While highly effective, we are only beginning to realize how to use compassionate care for patients. Studies have existed for a long time that prove how many conditions can be clinically improved with compassionate care. For example:
- Compassion significantly reduced pain in irritable bowel syndrome5
- Among patients with diabetes, the odds of optimal blood sugar control were 80% higher with highly compassionate physicians6
- Patients with breast cancer had significantly higher adherence to tamoxifen 4 years after their cancer diagnosis when they perceived receiving “the right amount” of emotional support7
So what are those things we can do to improve clinical excellence for doctors and patients with your pharmaceutical marketing strategies and your pharmaceutical education?

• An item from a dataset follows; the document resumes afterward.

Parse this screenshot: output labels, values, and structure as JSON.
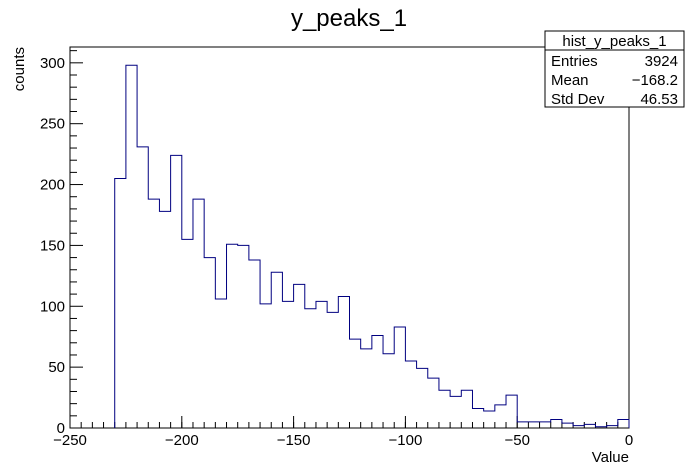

Consider these ideas:
- Coach your speakers to encourage clinicians to spend 40 seconds displaying compassion and actively listening to patient concerns. The median amount of time before a doctor typically interrupts a patient when they’re discussing their chief complaint is 11 seconds. Extending the time up to 40 seconds of expressed compassion tends to help patients feel heard and that the doctor cares.8
- Build tools and training around physicians to ensure that they make eye contact with the patient. For example, when physicians are talking about treatment, and they’re busy looking at a computer screen, patients feel disconnected and are less likely to follow the orders when they don’t feel like they are being focused on.
- Teach speakers why tone of voice and mimicking patient expressions help patients feel valued, appreciated, and connected.

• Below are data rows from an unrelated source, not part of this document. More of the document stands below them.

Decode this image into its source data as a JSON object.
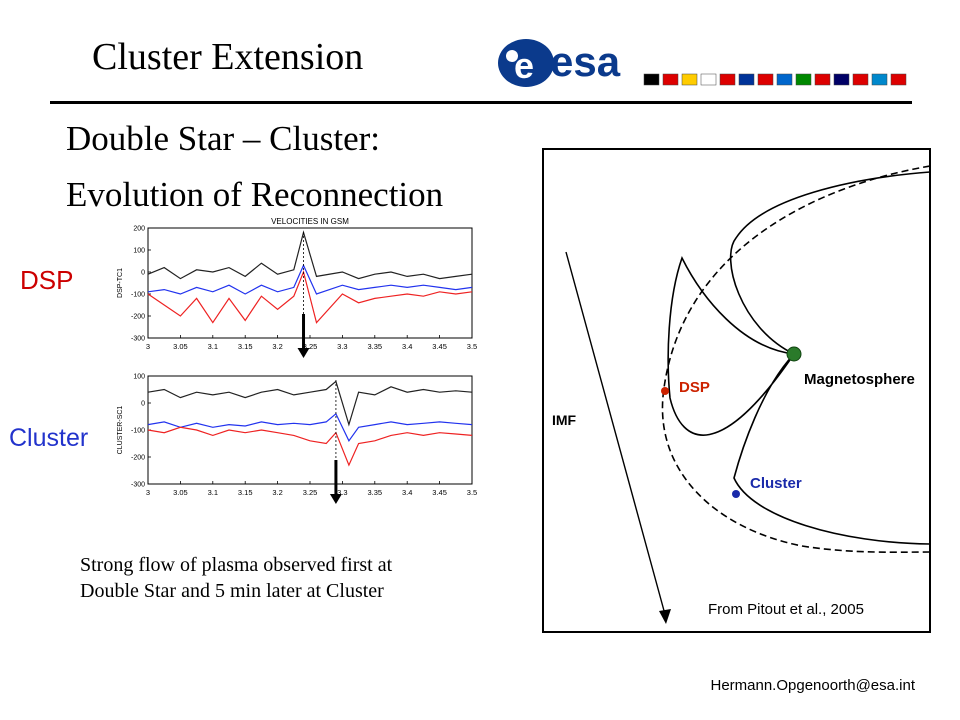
{
  "slide": {
    "title": "Cluster Extension",
    "subtitle_line1": "Double Star – Cluster:",
    "subtitle_line2": "Evolution of Reconnection",
    "caption_line1": "Strong flow of plasma observed first at",
    "caption_line2": "Double Star and 5 min later at Cluster",
    "footer_email": "Hermann.Opgenoorth@esa.int"
  },
  "logo": {
    "text": "esa",
    "color": "#0b3a8c"
  },
  "diagram": {
    "imf_label": "IMF",
    "dsp_label": "DSP",
    "cluster_label": "Cluster",
    "magnetosphere_label": "Magnetosphere",
    "credit": "From Pitout et al., 2005",
    "dsp_color": "#cc2200",
    "cluster_color": "#1a2aaa"
  },
  "chart_data": [
    {
      "type": "line",
      "panel_label": "DSP",
      "title": "VELOCITIES IN GSM",
      "ylabel": "DSP-TC1",
      "xlim": [
        3,
        3.5
      ],
      "ylim": [
        -300,
        200
      ],
      "xticks": [
        "3",
        "3.05",
        "3.1",
        "3.15",
        "3.2",
        "3.25",
        "3.3",
        "3.35",
        "3.4",
        "3.45",
        "3.5"
      ],
      "yticks": [
        "200",
        "100",
        "0",
        "-100",
        "-200",
        "-300"
      ],
      "x": [
        3.0,
        3.025,
        3.05,
        3.075,
        3.1,
        3.125,
        3.15,
        3.175,
        3.2,
        3.225,
        3.24,
        3.26,
        3.3,
        3.325,
        3.35,
        3.375,
        3.4,
        3.425,
        3.45,
        3.475,
        3.5
      ],
      "series": [
        {
          "color": "#222222",
          "values": [
            -10,
            20,
            -30,
            10,
            0,
            20,
            -20,
            40,
            -10,
            10,
            180,
            -20,
            0,
            -30,
            -10,
            0,
            -20,
            -10,
            -30,
            -20,
            -10
          ]
        },
        {
          "color": "#2233ee",
          "values": [
            -90,
            -80,
            -100,
            -70,
            -90,
            -60,
            -100,
            -60,
            -90,
            -70,
            30,
            -100,
            -60,
            -80,
            -70,
            -60,
            -70,
            -60,
            -70,
            -80,
            -70
          ]
        },
        {
          "color": "#ee2222",
          "values": [
            -100,
            -150,
            -200,
            -120,
            -230,
            -120,
            -220,
            -110,
            -170,
            -110,
            0,
            -230,
            -100,
            -140,
            -120,
            -110,
            -100,
            -110,
            -90,
            -100,
            -90
          ]
        }
      ],
      "arrow_x": 3.24
    },
    {
      "type": "line",
      "panel_label": "Cluster",
      "ylabel": "CLUSTER-SC1",
      "xlim": [
        3,
        3.5
      ],
      "ylim": [
        -300,
        100
      ],
      "xticks": [
        "3",
        "3.05",
        "3.1",
        "3.15",
        "3.2",
        "3.25",
        "3.3",
        "3.35",
        "3.4",
        "3.45",
        "3.5"
      ],
      "yticks": [
        "100",
        "0",
        "-100",
        "-200",
        "-300"
      ],
      "x": [
        3.0,
        3.025,
        3.05,
        3.075,
        3.1,
        3.125,
        3.15,
        3.175,
        3.2,
        3.225,
        3.25,
        3.275,
        3.29,
        3.31,
        3.325,
        3.35,
        3.375,
        3.4,
        3.425,
        3.45,
        3.475,
        3.5
      ],
      "series": [
        {
          "color": "#222222",
          "values": [
            40,
            50,
            20,
            40,
            30,
            40,
            20,
            40,
            50,
            30,
            40,
            50,
            80,
            -80,
            40,
            30,
            60,
            40,
            50,
            40,
            45,
            40
          ]
        },
        {
          "color": "#2233ee",
          "values": [
            -80,
            -70,
            -90,
            -75,
            -90,
            -80,
            -85,
            -70,
            -80,
            -75,
            -80,
            -70,
            -40,
            -140,
            -90,
            -80,
            -70,
            -80,
            -75,
            -70,
            -75,
            -80
          ]
        },
        {
          "color": "#ee2222",
          "values": [
            -100,
            -110,
            -90,
            -100,
            -120,
            -100,
            -110,
            -100,
            -110,
            -120,
            -140,
            -150,
            -110,
            -230,
            -150,
            -140,
            -120,
            -110,
            -120,
            -110,
            -115,
            -120
          ]
        }
      ],
      "arrow_x": 3.29
    }
  ]
}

- Ask Advisory Board meeting participants how they believe compassionate care influences the treatment paradigm for patients within the disease state and your brand.
- Remember that medicine is always for the patient. When communicating to physicians, remind them that compassion improves treatment adherence. Again, remind them that listening to their patients for 40 seconds up front will likely improve treatment compliance.
- Sales representatives can encourage compassion. Compassion is contagious; commend office staff when you see them offer support and empathy to patients as soon as they enter the front door.
Dr. AbouAssaly believes that active listening matters. “Don’t treat patients as a disease, treat them as a person. When patients feel that you have their best interests at heart, when you have compassion for them, they will do anything you ask them to—and that improves health. It’s a very powerful thing.”
Compassion matters. In health care—just as in life—people caring for people make the world a better place. With evidence so strong, it’s time for us to harness both our rigorous scientific process and the art that kindness, respect, and love, do, in fact, heal.
1American Medical Association. AMA principals of medical ethics. Accessed June 20, 2023.